Na 71ª edição dos prémios David di Donatello, ganha ‘Le città di planura’ de Francesco Sossai e Adriano Candiago, um filme decrépito sobre a província que parece ter sido escrito por Paolo Conte e leva para casa os prémios de melhor filme, direção, ator principal (Sergio Romano), roteiro original, música, edição, produtor e elenco.

‘La Grazia’ de Paolo Sorrentino, que teve quatorze indicações e não recebeu nada, foi derrotado. Surpresa para ‘Os Provadores’ de Silvio Soldini, melhor roteiro não original, David Giovani e melhor maquiagem (Esmè Sciaroni). Quatro Davids, todos técnicos, vão para ‘Primavera’ de Damiano Michieletto, melhor compositor (Massimo Capogrosso), penteado, figurino e som. E sempre entre as surpresas desta 71ª edição está o filme ‘Gioia Mia’ de Margherita Spampinato, o embate entre uma criança moderna e uma tia siciliana rígida e religiosa, que ganha não só o David de melhor estreia na direção, mas também o de melhor atriz principal para Aurora Quattrocchi, de 83 anos. Três Davids em ‘A Cidade Proibida’ de Gabriele Mainetti, cenografia, fotografia e efeitos visuais.

Estes são os veredictos da noite, transmitidos do novo Teatro 23 da Cinecittà ao vivo pela Rai1, numa cerimónia dirigida por um torrencial Flavio Insinna e uma fascinante Bianca Balti. E isto à sombra da crise do cinema italiano e dos seus cortes, tema de muitos discursos dos premiados e sobretudo do protesto pacífico fora dos estúdios de um grupo de trabalhadores do entretenimento, na manifestação organizada pela Usb Cinema e pelo movimento #siamoaititolidicoda.

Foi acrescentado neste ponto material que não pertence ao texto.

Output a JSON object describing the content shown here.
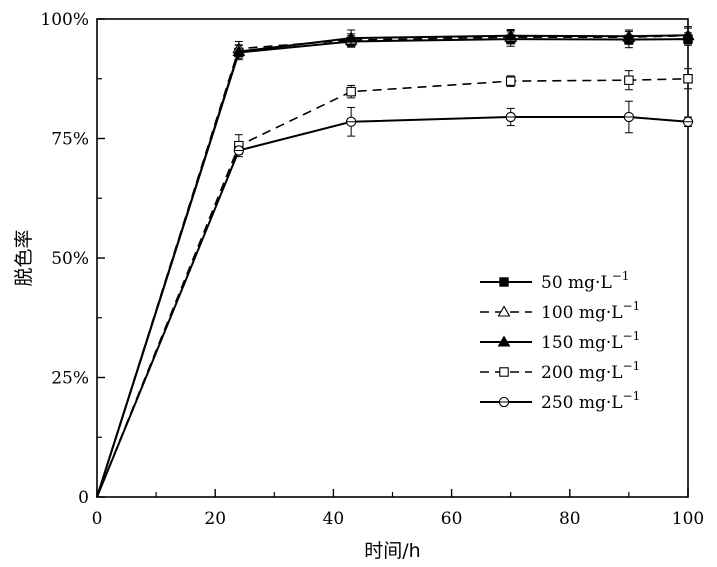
{
  "chart_data": {
    "type": "line",
    "xlabel": "时间/h",
    "ylabel": "脱色率",
    "xlim": [
      0,
      100
    ],
    "ylim": [
      0,
      100
    ],
    "x_ticks": [
      0,
      20,
      40,
      60,
      80,
      100
    ],
    "x_tick_labels": [
      "0",
      "20",
      "40",
      "60",
      "80",
      "100"
    ],
    "y_ticks": [
      0,
      25,
      50,
      75,
      100
    ],
    "y_tick_labels": [
      "0",
      "25%",
      "50%",
      "75%",
      "100%"
    ],
    "legend_position": "right",
    "series": [
      {
        "name": "50 mg·L",
        "superscript": "−1",
        "marker": "square-filled",
        "dash": "solid",
        "x": [
          0,
          24,
          43,
          70,
          90,
          100
        ],
        "y": [
          0,
          93,
          95.3,
          95.8,
          95.7,
          95.8
        ],
        "err": [
          0,
          1.5,
          1.2,
          1.5,
          1.7,
          1.3
        ]
      },
      {
        "name": "100 mg·L",
        "superscript": "−1",
        "marker": "triangle-open",
        "dash": "dashed",
        "x": [
          0,
          24,
          43,
          70,
          90,
          100
        ],
        "y": [
          0,
          93.8,
          95.6,
          96.2,
          96.2,
          96.5
        ],
        "err": [
          0,
          1.5,
          1.3,
          1.4,
          1.5,
          1.6
        ]
      },
      {
        "name": "150 mg·L",
        "superscript": "−1",
        "marker": "triangle-filled",
        "dash": "solid",
        "x": [
          0,
          24,
          43,
          70,
          90,
          100
        ],
        "y": [
          0,
          93.2,
          96,
          96.5,
          96.4,
          96.6
        ],
        "err": [
          0,
          1.4,
          1.7,
          1.3,
          1.3,
          1.8
        ]
      },
      {
        "name": "200 mg·L",
        "superscript": "−1",
        "marker": "square-open",
        "dash": "dashed",
        "x": [
          0,
          24,
          43,
          70,
          90,
          100
        ],
        "y": [
          0,
          73.5,
          84.8,
          87,
          87.2,
          87.5
        ],
        "err": [
          0,
          2.3,
          1.3,
          1.1,
          2.0,
          2.1
        ]
      },
      {
        "name": "250 mg·L",
        "superscript": "−1",
        "marker": "circle-cross",
        "dash": "solid",
        "x": [
          0,
          24,
          43,
          70,
          90,
          100
        ],
        "y": [
          0,
          72.5,
          78.5,
          79.5,
          79.5,
          78.5
        ],
        "err": [
          0,
          0.8,
          3.0,
          1.8,
          3.3,
          1.0
        ]
      }
    ]
  }
}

Em suma, uma edição com muitos protestos não só pela política industrial do cinema, mas também pela desastrosa situação internacional, desde Matilda De Angelis (Goliarda Sapienza lembra-nos a nossa responsabilidade de fazer com que o cinema volte a ser honesto, limpo, claro, político, social”, afirma a atriz em palco, premiada como melhor ator secundário por Fuori de Mario Martone, depois de ter demonstrado a sua solidariedade para com os trabalhadores) a Lino Musella, melhor ator secundário por “Nonostante” de Valerio Mastandrea (“Nunca deixarei de dizer ‘Palestina Livre'”), até Angela Finocchiaro, Sergio Romano, mas também Matthew Modine que diz: «Não há Itália sem cinema O cinema italiano faz filmes para nos lembrar a todos o que realmente significa ser humano.»

Entre os prêmios já anunciados, o David de Melhor Filme Internacional foi para One Battle After Another de Paul Thomas Anderson e o David dello Spectatore para Buen Camino de Gennaro Nunziante com Checco Zalone, ambos ausentes da noite.

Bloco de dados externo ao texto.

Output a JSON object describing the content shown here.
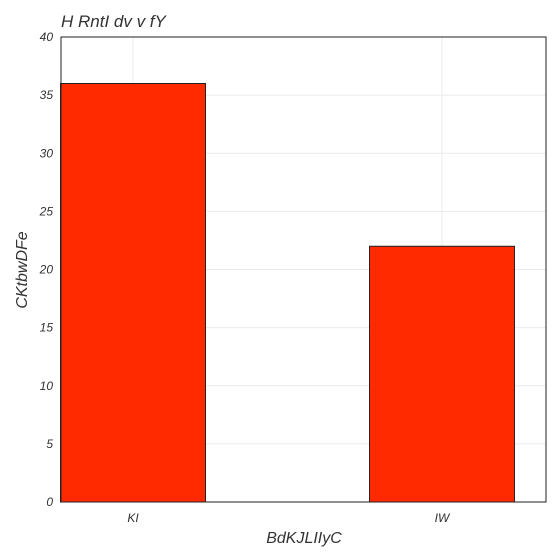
{
  "chart_data": {
    "type": "bar",
    "title": "H RntI dv v fY",
    "xlabel": "BdKJLIIyC",
    "ylabel": "CKtbwDFe",
    "categories": [
      "KI",
      "IW"
    ],
    "values": [
      36,
      22
    ],
    "ylim": [
      0,
      40
    ],
    "yticks": [
      0,
      5,
      10,
      15,
      20,
      25,
      30,
      35,
      40
    ],
    "grid": true,
    "legend": "none",
    "bar_color": "#ff2a00"
  }
}
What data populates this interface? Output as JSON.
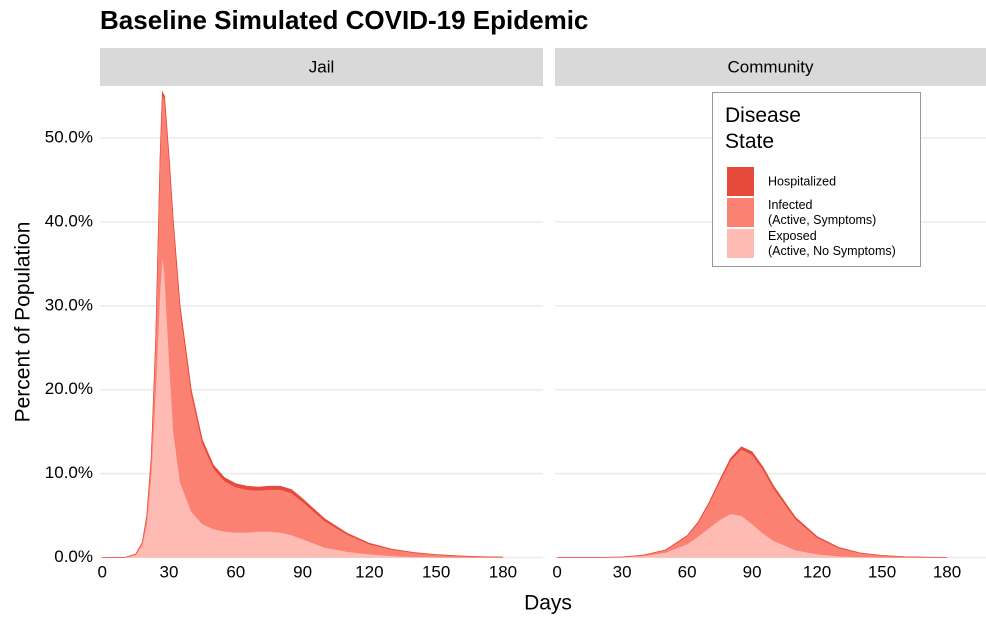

Entre os momentos mais emocionantes está Stefania Sandrelli entregando ao entusiasmado Vittorio Storaro, de 85 anos, o ‘senhor da luz’, três prêmios Oscar, dizendo: «Que prazer receber um prêmio em língua italiana». E há uma ovação de pé na sala. O melhor documentário é ‘Everyday in Gaza’ de Omar Rammal: «Queria contar o quotidiano das pessoas que tentam sobreviver entre os escombros de Gaza».

«Não há Itália sem cinema», é o grito que uniu as muitas intervenções em palco. Um apelo também dirigido às instituições. «Contávamos tanto com aquela contribuição do ministério que nunca chegou, o dinheiro nunca chegou», diz Ilaria de Laurentiis, diretora com Andrea Paolo Massara e Raffaele Brunetti de «Roberto Rossellini – mais que uma vida» que ganhou o David de melhor documentário. «Sem um centavo, cheio de dívidas, mas tudo bem mesmo assim. Estamos felizes e preocupados com o nosso futuro, com o do cinema italiano”, acrescenta.